Avoir une mémoire d'écureuil, c'est oublier les dates de fête de ses proches, c'est manquer un rendez-vous chez son garagiste, c'est ne plus savoir la fin d'un film qu'on a déjà vu deux fois, mais c'est aussi ne plus se souvenir ce qu'est une peine d'amour.
J'avais oublié comment c'était douloureux. Un malaise perpétuel qui nous accompagne quoi qu'on fasse. Si à certains moments de la journée, concentrée à l'accomplissement d'une tâche, j'oubliais presque la situation, le sentiment de mal-être, lui, persiste en trame de fond, bien présent en moi pour me rappeler à la réalité. Là, soudain, ma mémoire se souviens. Je suis en peine d'amour.
Si je l'aime, mais que je ne l'ai pas choisi, ai-je droit d'être en peine d'amour? Je ne sais pas, mais à ce point ci, je m'en fous. Anyway, je suis condamnée au silence, à ravaler ma tristesse, ma douleur, mes mots d'amour que tu n'auras jamais, mes sénarios de vie commune, mes désirs, mais aussi ma honte. Je dois enterrer tout ça bien profondément.

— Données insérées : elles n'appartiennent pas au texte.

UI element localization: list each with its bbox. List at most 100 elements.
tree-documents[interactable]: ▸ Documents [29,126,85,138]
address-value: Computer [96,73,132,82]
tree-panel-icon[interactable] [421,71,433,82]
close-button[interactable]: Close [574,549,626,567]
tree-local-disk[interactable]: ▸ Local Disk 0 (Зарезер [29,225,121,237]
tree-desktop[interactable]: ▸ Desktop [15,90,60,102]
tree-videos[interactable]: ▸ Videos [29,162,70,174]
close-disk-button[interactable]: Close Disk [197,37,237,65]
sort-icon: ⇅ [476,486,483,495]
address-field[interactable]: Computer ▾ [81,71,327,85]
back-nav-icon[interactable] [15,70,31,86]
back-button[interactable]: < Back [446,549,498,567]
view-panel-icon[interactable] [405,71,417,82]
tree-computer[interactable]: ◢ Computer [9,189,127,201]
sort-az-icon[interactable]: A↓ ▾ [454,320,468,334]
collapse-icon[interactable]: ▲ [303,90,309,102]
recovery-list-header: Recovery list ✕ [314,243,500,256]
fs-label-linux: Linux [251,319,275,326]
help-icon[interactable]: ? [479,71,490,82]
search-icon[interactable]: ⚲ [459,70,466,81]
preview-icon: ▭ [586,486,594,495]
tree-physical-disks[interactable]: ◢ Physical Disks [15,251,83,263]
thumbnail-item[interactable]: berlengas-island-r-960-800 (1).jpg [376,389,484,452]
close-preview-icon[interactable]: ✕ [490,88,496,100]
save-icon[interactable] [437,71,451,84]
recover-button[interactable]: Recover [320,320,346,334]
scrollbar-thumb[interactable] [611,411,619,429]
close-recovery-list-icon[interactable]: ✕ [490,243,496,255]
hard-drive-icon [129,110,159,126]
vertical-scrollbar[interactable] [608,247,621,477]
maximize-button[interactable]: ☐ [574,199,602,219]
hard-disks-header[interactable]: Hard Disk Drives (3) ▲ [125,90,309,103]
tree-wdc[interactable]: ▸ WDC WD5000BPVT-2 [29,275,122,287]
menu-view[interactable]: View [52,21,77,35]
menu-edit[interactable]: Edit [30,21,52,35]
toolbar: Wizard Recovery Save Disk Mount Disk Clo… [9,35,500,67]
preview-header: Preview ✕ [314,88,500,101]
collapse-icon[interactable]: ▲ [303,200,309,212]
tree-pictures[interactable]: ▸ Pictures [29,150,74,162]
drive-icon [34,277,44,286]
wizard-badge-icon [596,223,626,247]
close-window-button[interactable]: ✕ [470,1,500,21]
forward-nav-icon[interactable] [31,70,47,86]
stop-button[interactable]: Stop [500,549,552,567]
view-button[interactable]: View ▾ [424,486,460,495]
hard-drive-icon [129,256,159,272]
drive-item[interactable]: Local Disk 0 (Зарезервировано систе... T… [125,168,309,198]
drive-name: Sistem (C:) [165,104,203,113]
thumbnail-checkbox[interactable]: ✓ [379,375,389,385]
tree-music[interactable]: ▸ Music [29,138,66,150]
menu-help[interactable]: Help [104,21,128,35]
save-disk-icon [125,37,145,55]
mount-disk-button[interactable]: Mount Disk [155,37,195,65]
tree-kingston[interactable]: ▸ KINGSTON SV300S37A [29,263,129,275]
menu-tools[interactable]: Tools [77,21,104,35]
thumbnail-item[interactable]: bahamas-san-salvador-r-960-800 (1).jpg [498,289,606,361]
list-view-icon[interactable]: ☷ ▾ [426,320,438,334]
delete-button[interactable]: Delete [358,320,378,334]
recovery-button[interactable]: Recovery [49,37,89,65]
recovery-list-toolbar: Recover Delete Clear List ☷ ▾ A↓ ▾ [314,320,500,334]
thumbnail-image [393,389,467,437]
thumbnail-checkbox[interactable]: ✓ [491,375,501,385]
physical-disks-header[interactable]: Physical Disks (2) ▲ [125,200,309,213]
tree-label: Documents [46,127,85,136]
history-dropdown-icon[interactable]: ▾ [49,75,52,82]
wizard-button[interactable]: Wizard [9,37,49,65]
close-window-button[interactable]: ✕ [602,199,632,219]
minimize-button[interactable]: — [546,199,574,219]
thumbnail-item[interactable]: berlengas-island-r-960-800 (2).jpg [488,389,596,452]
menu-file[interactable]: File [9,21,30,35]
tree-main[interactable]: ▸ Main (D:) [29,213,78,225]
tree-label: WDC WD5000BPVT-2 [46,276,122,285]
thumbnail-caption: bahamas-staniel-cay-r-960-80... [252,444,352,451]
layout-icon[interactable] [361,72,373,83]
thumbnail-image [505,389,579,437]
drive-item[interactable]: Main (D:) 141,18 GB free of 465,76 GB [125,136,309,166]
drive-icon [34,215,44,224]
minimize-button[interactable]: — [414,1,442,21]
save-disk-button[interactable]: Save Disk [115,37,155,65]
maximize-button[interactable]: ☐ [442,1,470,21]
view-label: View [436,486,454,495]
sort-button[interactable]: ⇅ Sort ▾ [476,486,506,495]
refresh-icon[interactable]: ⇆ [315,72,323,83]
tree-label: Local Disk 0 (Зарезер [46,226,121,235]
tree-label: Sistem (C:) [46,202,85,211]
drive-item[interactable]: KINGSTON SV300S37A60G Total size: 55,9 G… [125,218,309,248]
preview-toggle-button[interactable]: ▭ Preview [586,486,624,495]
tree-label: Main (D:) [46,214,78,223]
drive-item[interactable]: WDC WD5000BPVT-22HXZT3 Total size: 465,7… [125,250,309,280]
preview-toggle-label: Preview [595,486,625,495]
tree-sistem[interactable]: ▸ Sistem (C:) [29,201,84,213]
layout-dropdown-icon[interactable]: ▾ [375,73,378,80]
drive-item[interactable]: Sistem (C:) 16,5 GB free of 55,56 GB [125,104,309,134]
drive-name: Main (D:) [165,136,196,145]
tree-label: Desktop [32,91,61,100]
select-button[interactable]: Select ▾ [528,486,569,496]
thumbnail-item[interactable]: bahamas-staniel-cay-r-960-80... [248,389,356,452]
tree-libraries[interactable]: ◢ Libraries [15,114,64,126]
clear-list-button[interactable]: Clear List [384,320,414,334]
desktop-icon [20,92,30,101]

Je sais que ce n'est que le début. Le malaise s'est logé en moi pour un bon bout. Il accompagnera l'effort constant pour cheminer. Qu'est-ce ça veut dire ça? Tenter d'oublier ou encore de me convaincre de ma décison... Je ne le sais pas encore.
Ma mémoire d'écureuil m'a aussi fait oublier le bordel que fait la jalousie dans une tête. Les scénarios destructeurs qu'elle nous pousse à construire, la haine qu'elle fait monter en nous, les violences qu'elle nous amène à nous faire... J'avais oublier, et c'était une bonne chose.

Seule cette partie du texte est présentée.